Zur Umsetzung der Lösung wurde eine Kombination aus einer leistungsstarken Einweglichtschranke mit passendem Empfänger eingesetzt, die speziell für anspruchsvolle industrielle Umgebungen ausgelegt ist. Ein Tubus sorgt für die gezielte Bündelung des Lichtstrahls und ermöglicht dadurch die sichere Detektion kleiner Rohrdurchmesser, während ein Kühl- und Haltesystem einen stabilen Betrieb bei hohen Temperaturen gewährleistet.

  • 5037ELAB 600.3 G Einweg-Lichtschranke, Sender, -20°C bis 200°C
    Reichweite: 2500m,
    10 - 55V DC, Kühlmantel, Gehäusewerkstoff: Edelstahl,Gehäuselänge: 170mm, Ø76mm , Kabel: 2m POKT

    Datenblatt »

  • 5038CLSB 600.38 GV Einweg-Lichtschranke, Empfänger, -20°C bis 200°C
    Reichweite: 2500m,
    10 - 55V DC, Kühlmantel, Gehäusewerkstoff: Edelstahl,Gehäuselänge: 170mm, Ø76mm , Kabel: 2m POKT, Verschmutzungsausgang

    Datenblatt »

  • 9816BHM 2 Montagefuß HM2, Edelstahl
    , zur Montage von optischen Sensoren, höhenverstellbar, verschiebbar, drehbar, neigbar
    Datenblatt »

  • 9828COL 21 Tubus OL21, Edelstahl, 138mm
    , Messfeldeinengung von optischen Sensoren mit Gehäuse Ø 76 mm zur Erfassung kleinerer Objekte mit Lichtschranken, Schutz der Optik vor Wärmestrahlung.
    Datenblatt »


FAQ - Rohrdetektion im Ofen

Warum ist die Rohrdetektion im Ofeneinlauf schwierig?

Im Ofeneinlauf herrschen oft extreme Bedingungen wie Rauch, Hitze und Verschmutzung. Diese können die Funktion vieler Sensoren beeinträchtigen oder zu Fehlmessungen führen.

Welche Probleme entstehen durch Rauch bei der Detektion?

Rauch kann optische Sensoren stark beeinträchtigen, da er das Signal streut oder blockiert. Dadurch wird eine zuverlässige Erkennung erschwert.

Warum sind kleine Rohrdurchmesser eine Herausforderung?

Kleine Durchmesser bieten weniger Fläche zur Erkennung. Dadurch müssen Sensoren besonders präzise arbeiten, um zuverlässig zu schalten.

Welche Sensoren eignen sich für den Ofeneinlauf?

Für diese Anwendungen eignen sich robuste Sensoren, die unempfindlich gegenüber Rauch, Hitze und Verschmutzung sind, z. B. spezielle induktive Systeme.

Wie kann eine zuverlässige Detektion trotz Rauch gewährleistet werden?

Durch den Einsatz von Sensoren, die unabhängig von optischen Bedingungen arbeiten und speziell für raue Umgebungen ausgelegt sind.

Welche Rolle spielt die Temperatur bei der Sensorwahl?

Hohe Temperaturen können Standard-Sensoren beschädigen oder ihre Funktion beeinträchtigen. Daher sind hitzebeständige Lösungen erforderlich.

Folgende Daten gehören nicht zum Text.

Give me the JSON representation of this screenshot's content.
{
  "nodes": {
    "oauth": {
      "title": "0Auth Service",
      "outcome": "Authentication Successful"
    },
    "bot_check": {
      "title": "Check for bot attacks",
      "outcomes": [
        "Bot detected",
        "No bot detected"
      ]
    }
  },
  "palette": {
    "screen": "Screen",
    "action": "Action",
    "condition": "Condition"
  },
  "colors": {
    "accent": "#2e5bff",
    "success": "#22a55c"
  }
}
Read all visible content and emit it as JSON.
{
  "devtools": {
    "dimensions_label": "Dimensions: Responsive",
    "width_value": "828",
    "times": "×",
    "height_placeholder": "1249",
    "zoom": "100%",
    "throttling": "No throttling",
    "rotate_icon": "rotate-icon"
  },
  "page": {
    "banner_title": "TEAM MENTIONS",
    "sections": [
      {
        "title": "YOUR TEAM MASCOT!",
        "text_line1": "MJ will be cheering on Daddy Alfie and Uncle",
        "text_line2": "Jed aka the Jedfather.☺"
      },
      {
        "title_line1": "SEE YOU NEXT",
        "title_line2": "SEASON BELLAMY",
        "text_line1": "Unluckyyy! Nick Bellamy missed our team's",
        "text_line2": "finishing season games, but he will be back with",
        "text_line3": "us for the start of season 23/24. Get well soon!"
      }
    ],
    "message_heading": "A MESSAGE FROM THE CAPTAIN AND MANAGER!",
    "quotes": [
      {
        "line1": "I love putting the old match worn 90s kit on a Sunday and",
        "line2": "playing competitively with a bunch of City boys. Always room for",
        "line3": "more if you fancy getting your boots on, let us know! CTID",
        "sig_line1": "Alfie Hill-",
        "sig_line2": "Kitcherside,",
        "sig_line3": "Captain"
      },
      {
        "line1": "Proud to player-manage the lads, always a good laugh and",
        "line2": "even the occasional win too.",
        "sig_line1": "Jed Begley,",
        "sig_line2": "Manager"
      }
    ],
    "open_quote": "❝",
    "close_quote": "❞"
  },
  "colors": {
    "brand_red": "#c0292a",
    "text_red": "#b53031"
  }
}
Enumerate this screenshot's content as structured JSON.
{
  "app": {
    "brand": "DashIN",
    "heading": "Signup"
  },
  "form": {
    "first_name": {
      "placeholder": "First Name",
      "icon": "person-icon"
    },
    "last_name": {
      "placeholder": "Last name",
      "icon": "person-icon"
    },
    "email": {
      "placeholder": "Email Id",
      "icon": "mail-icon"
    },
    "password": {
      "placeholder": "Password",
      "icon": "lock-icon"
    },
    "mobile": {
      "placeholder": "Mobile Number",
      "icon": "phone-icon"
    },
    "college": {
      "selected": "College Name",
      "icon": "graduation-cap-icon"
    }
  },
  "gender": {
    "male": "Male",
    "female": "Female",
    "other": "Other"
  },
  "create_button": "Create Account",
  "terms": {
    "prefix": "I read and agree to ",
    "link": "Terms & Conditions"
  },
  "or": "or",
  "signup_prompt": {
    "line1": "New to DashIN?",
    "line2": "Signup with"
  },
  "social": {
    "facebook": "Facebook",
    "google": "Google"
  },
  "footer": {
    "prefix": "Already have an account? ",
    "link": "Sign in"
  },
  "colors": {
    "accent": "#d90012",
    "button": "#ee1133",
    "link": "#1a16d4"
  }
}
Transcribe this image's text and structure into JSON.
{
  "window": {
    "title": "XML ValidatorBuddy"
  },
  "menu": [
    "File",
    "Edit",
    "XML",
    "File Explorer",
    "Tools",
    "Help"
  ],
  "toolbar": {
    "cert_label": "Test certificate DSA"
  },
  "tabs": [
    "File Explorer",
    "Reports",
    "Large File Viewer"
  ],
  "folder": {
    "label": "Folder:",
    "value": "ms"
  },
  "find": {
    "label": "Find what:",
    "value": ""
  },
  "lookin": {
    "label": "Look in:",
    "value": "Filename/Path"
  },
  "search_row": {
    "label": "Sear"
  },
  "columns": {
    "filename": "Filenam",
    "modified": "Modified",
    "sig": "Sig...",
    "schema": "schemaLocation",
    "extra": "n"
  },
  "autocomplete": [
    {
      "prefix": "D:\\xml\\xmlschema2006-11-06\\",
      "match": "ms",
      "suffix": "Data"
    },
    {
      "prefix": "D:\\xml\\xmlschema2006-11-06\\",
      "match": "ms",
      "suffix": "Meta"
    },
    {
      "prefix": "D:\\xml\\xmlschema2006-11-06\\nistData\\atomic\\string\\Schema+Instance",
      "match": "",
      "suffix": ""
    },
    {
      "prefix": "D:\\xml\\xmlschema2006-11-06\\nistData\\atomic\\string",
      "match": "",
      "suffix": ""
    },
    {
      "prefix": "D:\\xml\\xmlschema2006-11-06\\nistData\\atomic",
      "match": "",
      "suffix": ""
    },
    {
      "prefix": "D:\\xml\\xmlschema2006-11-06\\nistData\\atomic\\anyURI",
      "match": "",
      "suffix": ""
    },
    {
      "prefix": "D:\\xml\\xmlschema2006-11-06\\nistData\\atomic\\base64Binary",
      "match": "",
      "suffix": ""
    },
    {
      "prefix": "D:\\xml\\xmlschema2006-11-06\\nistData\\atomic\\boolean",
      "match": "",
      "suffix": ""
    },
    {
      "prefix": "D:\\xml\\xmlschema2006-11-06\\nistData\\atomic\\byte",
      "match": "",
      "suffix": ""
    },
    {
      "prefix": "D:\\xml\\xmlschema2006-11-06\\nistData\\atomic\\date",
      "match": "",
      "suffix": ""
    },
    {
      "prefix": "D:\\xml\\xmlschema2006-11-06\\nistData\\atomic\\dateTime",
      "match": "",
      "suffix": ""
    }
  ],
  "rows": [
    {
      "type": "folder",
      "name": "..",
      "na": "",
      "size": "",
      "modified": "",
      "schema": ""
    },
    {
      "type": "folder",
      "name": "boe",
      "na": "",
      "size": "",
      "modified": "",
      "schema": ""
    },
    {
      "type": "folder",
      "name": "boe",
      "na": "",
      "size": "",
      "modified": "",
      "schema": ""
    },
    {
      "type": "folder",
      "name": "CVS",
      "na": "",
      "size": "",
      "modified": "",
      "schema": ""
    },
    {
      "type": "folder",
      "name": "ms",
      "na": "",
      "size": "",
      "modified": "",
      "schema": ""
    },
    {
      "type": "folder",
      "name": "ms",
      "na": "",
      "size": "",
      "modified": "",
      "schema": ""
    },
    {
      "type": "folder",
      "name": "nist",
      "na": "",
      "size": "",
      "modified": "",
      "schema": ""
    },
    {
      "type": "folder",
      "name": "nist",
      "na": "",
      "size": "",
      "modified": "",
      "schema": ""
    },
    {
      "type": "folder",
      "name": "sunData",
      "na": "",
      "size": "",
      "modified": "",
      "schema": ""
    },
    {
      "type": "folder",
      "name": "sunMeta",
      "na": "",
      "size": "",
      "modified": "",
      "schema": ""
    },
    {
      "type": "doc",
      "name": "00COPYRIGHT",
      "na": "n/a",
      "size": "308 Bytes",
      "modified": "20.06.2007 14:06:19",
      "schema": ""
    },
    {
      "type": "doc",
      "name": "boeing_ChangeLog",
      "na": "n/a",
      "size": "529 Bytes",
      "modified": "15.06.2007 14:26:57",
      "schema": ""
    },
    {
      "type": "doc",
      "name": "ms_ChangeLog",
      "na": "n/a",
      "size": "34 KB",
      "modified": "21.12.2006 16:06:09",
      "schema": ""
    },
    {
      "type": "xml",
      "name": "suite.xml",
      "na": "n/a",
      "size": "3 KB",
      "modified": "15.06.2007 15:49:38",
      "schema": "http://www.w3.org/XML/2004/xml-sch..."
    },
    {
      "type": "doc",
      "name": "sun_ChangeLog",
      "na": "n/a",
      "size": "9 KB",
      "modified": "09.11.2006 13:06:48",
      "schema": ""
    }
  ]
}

Wie kann die Position der Rohre sicher erkannt werden?

Durch den Einsatz geeigneter Sensoren und eine optimierte Montageposition kann die Detektion zuverlässig erfolgen.

Warum versagen Standardlösungen in dieser Anwendung?

Standard-Sensoren sind oft nicht für extreme Umgebungsbedingungen ausgelegt und reagieren empfindlich auf Rauch, Hitze oder Verschmutzung.